Do not overlook traditional irrational investor exuberance, we've got an abundance of that right now. With the right PR manouveurs these guys could be a tulip craze.
This is insane if true - could be super useful for data extraction tasks. Sounds like we could be talking in the cents per millions of tokens range.
Yea its fast af but very quickly loses context/hallucinates from my own tests with large chunks of text
Doesn't the blog state that it's now 4bit (the first gen was 3bit + 6bit)?
Sounds perfect for use in consumer devices.
It's weird to me to train such huge models to then destroy them by using them a 3 bits quantization per presumably 16bits (bfloat16) weights. Why not just train smaller models then.
Low-latency inference is a huge waste of power; if you're going to the trouble of making an ASIC, it should be for dog-slow but very high throughput inference. Undervolt the devices as much as possible and use sub-threshold modes, multiple Vt and body biasing extensively to save further power and minimize leakage losses, but also keep working in fine-grained nodes to reduce areas and distances. The sensible goal is to expend the least possible energy per operation, even at increased latency.
Low latency inference is very useful in voice-to-voice applications. You say it is a waste of power but at least their claim is that it is 10x more efficient. We'll see but if it works out it will definitely find its applications.
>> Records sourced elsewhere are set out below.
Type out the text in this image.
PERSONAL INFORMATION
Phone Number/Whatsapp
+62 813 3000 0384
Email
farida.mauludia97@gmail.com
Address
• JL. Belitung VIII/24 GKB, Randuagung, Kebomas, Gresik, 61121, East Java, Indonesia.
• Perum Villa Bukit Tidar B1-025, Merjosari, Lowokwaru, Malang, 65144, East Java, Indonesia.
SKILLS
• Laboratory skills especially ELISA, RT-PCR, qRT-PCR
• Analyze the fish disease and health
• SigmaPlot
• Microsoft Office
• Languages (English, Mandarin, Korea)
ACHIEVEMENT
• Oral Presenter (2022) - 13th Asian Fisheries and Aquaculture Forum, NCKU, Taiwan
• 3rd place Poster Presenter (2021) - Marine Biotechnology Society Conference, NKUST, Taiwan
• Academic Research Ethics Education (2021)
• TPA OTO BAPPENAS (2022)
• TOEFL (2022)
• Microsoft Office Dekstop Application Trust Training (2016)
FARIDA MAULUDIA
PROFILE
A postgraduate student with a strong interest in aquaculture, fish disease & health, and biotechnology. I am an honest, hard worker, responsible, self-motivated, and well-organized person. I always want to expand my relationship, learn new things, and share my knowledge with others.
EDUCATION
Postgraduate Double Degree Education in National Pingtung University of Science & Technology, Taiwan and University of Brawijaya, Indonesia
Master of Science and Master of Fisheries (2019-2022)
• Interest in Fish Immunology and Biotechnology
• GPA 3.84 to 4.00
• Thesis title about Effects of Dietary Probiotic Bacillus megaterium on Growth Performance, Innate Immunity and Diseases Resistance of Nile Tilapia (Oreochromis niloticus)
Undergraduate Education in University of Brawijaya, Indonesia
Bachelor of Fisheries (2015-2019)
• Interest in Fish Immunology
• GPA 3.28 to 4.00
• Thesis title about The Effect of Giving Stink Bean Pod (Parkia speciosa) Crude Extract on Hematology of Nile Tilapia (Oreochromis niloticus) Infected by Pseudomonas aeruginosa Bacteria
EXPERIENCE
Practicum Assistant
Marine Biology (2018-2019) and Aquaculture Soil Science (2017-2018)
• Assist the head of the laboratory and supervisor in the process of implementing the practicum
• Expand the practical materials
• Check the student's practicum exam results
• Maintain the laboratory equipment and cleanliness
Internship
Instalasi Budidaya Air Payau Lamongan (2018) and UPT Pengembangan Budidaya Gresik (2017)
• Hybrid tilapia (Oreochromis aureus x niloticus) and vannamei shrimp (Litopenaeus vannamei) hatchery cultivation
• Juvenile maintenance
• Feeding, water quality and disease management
This is not voice-to-voice though, end-to-end voice chat models (the Her UX) are completely different.
1 reply →
I think it's really useful for agent to agent communication, as long as context loading doesn't become a bottleneck. Right now there can be noticeable delays under the hood, but at these speeds we'll never have to worry about latency when chain calling hundreds or thousands of agents in a network (I'm presuming this is going to take off in the future). Correct me if I'm wrong though.